Noritegami: The Japanese Art of Crisp Arranging

This original artwork available for sale from this website: offers please Temple in the Mountains

Deep fried munchies sit

Upon a field of couscous

Who ate all the rest?

- haiku by Basci

Origins of Noritegami

Derived from ancient Japanese traditions formed during the Mokoi Dynasty, noritegami is the traditional Japanese art of crisp arranging. Originating and deriving much from other arts such as bonsai and ikebana, noritegami is an original expressive artform which became formalised in the late 16th century under the shogun Minicheda Noshimunche as a practical alternative to activities such as kendo, kung fu and golf.

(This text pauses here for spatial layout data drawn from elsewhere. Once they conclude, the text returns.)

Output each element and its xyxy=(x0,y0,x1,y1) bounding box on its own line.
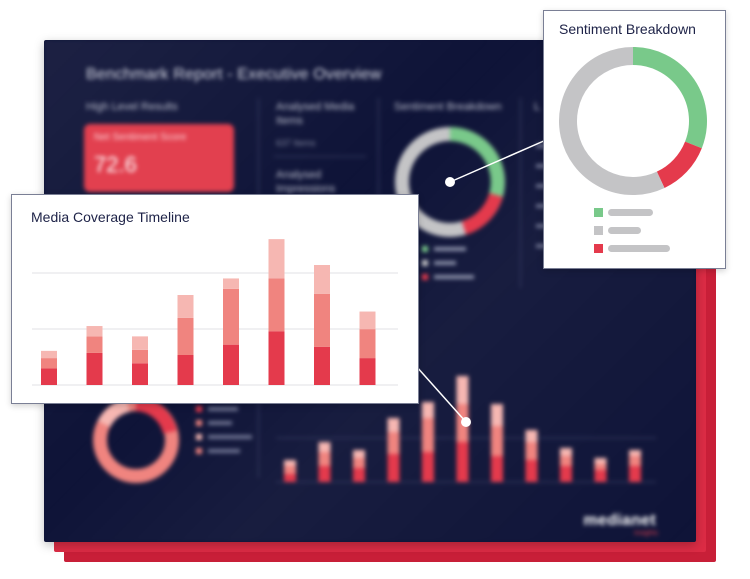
dashboard-bar-segment xyxy=(491,404,503,426)
dashboard-bar-segment xyxy=(594,464,607,470)
timeline-bar-segment xyxy=(359,358,376,385)
timeline-bar-segment xyxy=(41,368,57,385)
timeline-bar-segment xyxy=(223,278,239,289)
analysed-media-label: Analysed Media Items xyxy=(276,101,355,127)
sentiment-donut-chart xyxy=(559,47,707,253)
dashboard-bar-segment xyxy=(422,402,434,418)
legend-swatch-positive xyxy=(594,208,603,217)
dashboard-title: Benchmark Report - Executive Overview xyxy=(86,66,382,83)
dashboard-bar-segment xyxy=(387,454,400,482)
dash-sentiment-label: Sentiment Breakdown xyxy=(394,101,502,113)
medianet-logo-sub: insights xyxy=(634,530,658,537)
media-coverage-timeline-card: Media Coverage Timeline xyxy=(11,194,419,404)
medianet-logo: medianet xyxy=(583,512,656,529)
legend-label-placeholder xyxy=(608,209,653,216)
dashboard-bar-segment xyxy=(594,470,607,482)
dashboard-bar-segment xyxy=(318,466,331,482)
dashboard-bar-segment xyxy=(353,468,365,482)
net-sentiment-value: 72.6 xyxy=(94,152,137,177)
donut-slice xyxy=(656,141,702,188)
dashboard-bar-segment xyxy=(387,432,400,454)
legend-swatch-neutral xyxy=(594,226,603,235)
timeline-bar-segment xyxy=(132,363,148,385)
dashboard-bar-segment xyxy=(318,442,331,452)
legend-label-placeholder xyxy=(608,227,641,234)
sentiment-breakdown-card: Sentiment Breakdown xyxy=(543,10,726,269)
dashboard-bar-segment xyxy=(353,458,365,468)
analysed-impressions-label: Analysed Impressions xyxy=(276,169,336,195)
timeline-bar-segment xyxy=(177,355,194,385)
timeline-bar-segment xyxy=(86,352,103,385)
dashboard-bar-segment xyxy=(284,460,296,466)
legend-label-placeholder xyxy=(608,245,670,252)
media-coverage-chart xyxy=(32,239,398,386)
dashboard-bar-segment xyxy=(560,448,572,456)
dashboard-bar-segment xyxy=(629,466,641,482)
dashboard-bar-segment xyxy=(456,442,469,482)
dashboard-bar-segment xyxy=(525,430,538,442)
timeline-bar-segment xyxy=(223,288,239,345)
timeline-bar-segment xyxy=(177,295,194,318)
timeline-bar-segment xyxy=(177,317,194,355)
dashboard-bar-segment xyxy=(422,452,434,482)
dashboard-bar-segment xyxy=(353,450,365,458)
timeline-bar-segment xyxy=(268,331,285,385)
donut-slice xyxy=(632,47,707,149)
timeline-bar-segment xyxy=(86,336,103,353)
timeline-bar-segment xyxy=(359,311,376,330)
timeline-bar-segment xyxy=(314,265,330,294)
dashboard-bar-segment xyxy=(629,456,641,466)
timeline-bar-segment xyxy=(268,239,285,279)
dashboard-bar-segment xyxy=(629,450,641,456)
high-level-label: High Level Results xyxy=(86,101,178,113)
timeline-bar-segment xyxy=(41,358,57,369)
dashboard-bar-segment xyxy=(456,376,469,404)
dashboard-bar-segment xyxy=(422,418,434,452)
legend-swatch-negative xyxy=(594,244,603,253)
timeline-bar-segment xyxy=(41,350,57,359)
sentiment-card-title: Sentiment Breakdown xyxy=(559,21,696,37)
dashboard-bar-segment xyxy=(560,466,572,482)
dashboard-bar-segment xyxy=(594,458,607,464)
dashboard-bar-segment xyxy=(491,456,503,482)
net-sentiment-card: Net Sentiment Score 72.6 xyxy=(84,124,234,192)
timeline-card-title: Media Coverage Timeline xyxy=(31,209,190,225)
dashboard-bar-segment xyxy=(525,460,538,482)
dashboard-bar-segment xyxy=(318,452,331,466)
dashboard-bar-segment xyxy=(456,404,469,442)
timeline-bar-segment xyxy=(86,326,103,337)
net-sentiment-label: Net Sentiment Score xyxy=(94,132,187,143)
dashboard-bar-segment xyxy=(284,466,296,474)
timeline-bar-segment xyxy=(223,344,239,385)
timeline-bar-segment xyxy=(314,346,330,385)
timeline-bar-segment xyxy=(132,349,148,364)
timeline-bar-segment xyxy=(132,336,148,350)
timeline-bar-segment xyxy=(314,293,330,347)
dashboard-bar-segment xyxy=(387,418,400,432)
dashboard-bar-segment xyxy=(560,456,572,466)
donut-slice xyxy=(559,47,665,195)
analysed-media-value: 637 Items xyxy=(276,138,316,148)
dashboard-bar-segment xyxy=(284,474,296,482)
timeline-bar-segment xyxy=(268,278,285,332)
timeline-bar-segment xyxy=(359,329,376,359)
dashboard-bar-segment xyxy=(491,426,503,456)
dashboard-bar-segment xyxy=(525,442,538,460)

Its origins clearly came through war. The ability to accurately throw crisps such that their spinning edges could sever the heads from unsuspecting enemies at cocktail parties was much used as a political tool, and duly evolved into noritenjutsu, a martial art rarely ever practised except among ninja clans specialising in surprise ambushes at high class buffets and children's birthday parties.

Tools of the Trade

Bonsai and noritegami share many common themes Spirit of the Bamboo Flute

Crisply fried in oil,

Dusted with salt and spices,

Hides the potato

- haiku by Slobodashi

In the modern day, crisp-oriented combat has only survived in the formalised martial art of sutekki-noritenjitsu, a ritualused form of duelling that uses the Japanese crisp crusher, more properly known as the sutekki-noriten. Many different styles and sizes of sutekki-noriten exist. The most traditional are plain and simple straight cylinders made from bishi-bashi wood, approximately 2-4cm wide and 20-30 cm in length, but there is much variation. The bo-noriten, for example, can be up to two cubits long and weigh over a ton, while the iki-biki-sutekki-noriten can be as small as 1mm thick and 3cm in length and is these days often restricted to spearing olives served in traditional Japanese cocktail bars.

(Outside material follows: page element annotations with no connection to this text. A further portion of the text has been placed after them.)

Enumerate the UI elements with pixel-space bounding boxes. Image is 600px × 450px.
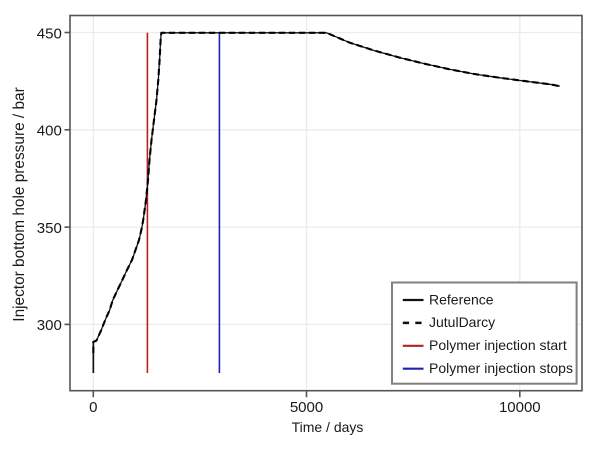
svg-text:350: 350 [37,220,62,237]
svg-text:450: 450 [37,25,62,42]
svg-text:0: 0 [89,399,97,416]
svg-text:Polymer injection start: Polymer injection start [429,337,567,353]
svg-text:10000: 10000 [499,399,541,416]
svg-text:300: 300 [37,317,62,334]
svg-text:Injector bottom hole pressure: Injector bottom hole pressure / bar [11,87,28,321]
svg-text:Polymer injection stops: Polymer injection stops [429,360,573,376]
svg-text:5000: 5000 [290,399,323,416]
svg-text:Time / days: Time / days [292,419,364,435]
svg-text:400: 400 [37,123,62,140]
svg-text:JutulDarcy: JutulDarcy [429,314,495,330]
svg-text:Reference: Reference [429,291,494,307]
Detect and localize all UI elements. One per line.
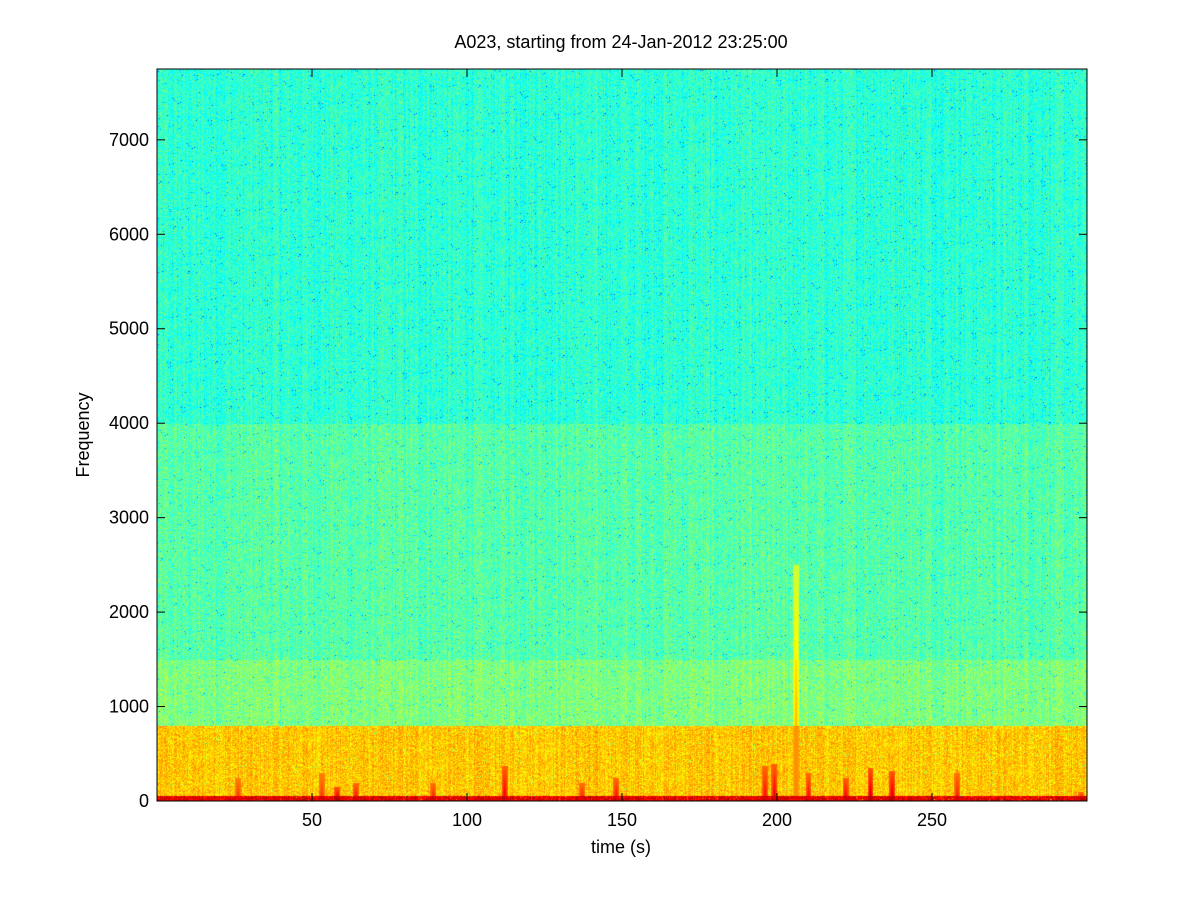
y-tick-label: 2000 <box>109 602 149 622</box>
x-tick-label: 200 <box>762 810 792 830</box>
y-tick-label: 4000 <box>109 413 149 433</box>
y-tick-label: 3000 <box>109 508 149 528</box>
y-tick-label: 6000 <box>109 224 149 244</box>
x-tick-label: 250 <box>917 810 947 830</box>
y-tick-label: 7000 <box>109 130 149 150</box>
y-tick-label: 5000 <box>109 319 149 339</box>
x-tick-label: 150 <box>607 810 637 830</box>
x-axis-label: time (s) <box>591 837 651 857</box>
chart-title: A023, starting from 24-Jan-2012 23:25:00 <box>454 32 787 52</box>
y-tick-label: 1000 <box>109 697 149 717</box>
plot-area <box>156 68 1088 802</box>
x-tick-label: 100 <box>452 810 482 830</box>
spectrogram-image <box>157 69 1087 801</box>
y-axis: 0 1000 2000 3000 4000 5000 6000 7000 <box>109 130 1087 811</box>
x-tick-label: 50 <box>302 810 322 830</box>
y-tick-label: 0 <box>139 791 149 811</box>
y-axis-label: Frequency <box>73 392 93 477</box>
x-axis: 50 100 150 200 250 <box>302 69 947 830</box>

Sushi Mimosa, black belt dan at sutekki-noritenjitsu, explained the basics of the sport, which has recently been proposed for consideration at the 2012 Olympic Games. "Basically," he explained, "you face off in a specially constructed arena made to look like a sushi bar and try to frighten your opponent by pulling angry facial expressions at them. After a few minutes if that doesn't work you charge and smack them on the head with a big stick."

History

buddhism has had a strong influence over noritegami styles Shrine to the Sound of Wind

Show your enemies

The sutekki-noriten

Crunchy bits remain

- haiku by Nori-san

Noritegami is a much more civilised activity, which is believed to have derived from peacetime hobbies taken up by sutekki-noritenjitsu-trained samurai warriors and sushi chefs. By the 16th century, noritegami was widely practised througout Japanese society, a trend that was encouraged by Zen Buddhism combined with heavy sake drinking.

Over subsequent years, greater contact with the west exerted its influence, and it was not long before the artform incorporated established western traditions such as the use of materials like couscous and pork scratchings, and the inclusion of formalised manoeuvres derived from western strategic texts including Machiavelli and Comfort.

Currently, noritegami is a meditative and time-consuming spiritual artform. Works can often take days or even weeks to finish. Peach Blossom Settles Upon the Incoming Tide of Dream, by Mushi, which is widely acclaimed as one of the artform's greatest ever achievements, took over fourteen years to complete, by which time almost all of the crisps used had become thoroughly soggy, and the artist had developed third degree salt & vinegar burns on his fingers and lost over five kilos in weight from chasing off hungry squirrels.

The Conventions of Noritegami

this work created by a nortitegami master only 8-years of age Map of the City of Kagoshima

I'll have a handful

Of those crunchy fried snacks.

Pass the chilli dip.

- haiku by Slobodashi

Noritegami works are structured according to many conventions that refer to or reflect physical objects, spiritual concepts, or humourously shaped vegetables. Conventions and underlying philosophies similar to those of chanoyu and go also form a crucial component of the art. It is conventional for the artist to kneel to the left of the noritegami work as it is being prepared and to keep a serious look on their face at all times. Specialist tools can be used, but crisps are always held in the left hand, between the third and fourth fingers, and individually placed into position. The right hand is reserved for crisp packet holding and formalised tasting, but is otherwise placed beneath the right knee. This complexity requires a high degree of physical and mental fitness, which is why noritegami masters are noted as being extremely adept, although very serious, players at international Twister competitions.

The crisps themselves may be folded, but cannot be broken or cut to shape. Once placed, a crisp may not be intentionally moved, although limited Wheat Crunchie rolling and certain types of couscous raking may be permitted. Even the opening of the crisp packet is governed by strict rules. The packet is laid out and turned three times before is is swiftly opened. From the 16th-18th Century, this was actually achieved with one swift strike from a samurai sword, though there is less need to do this nowadays because of modern packaging.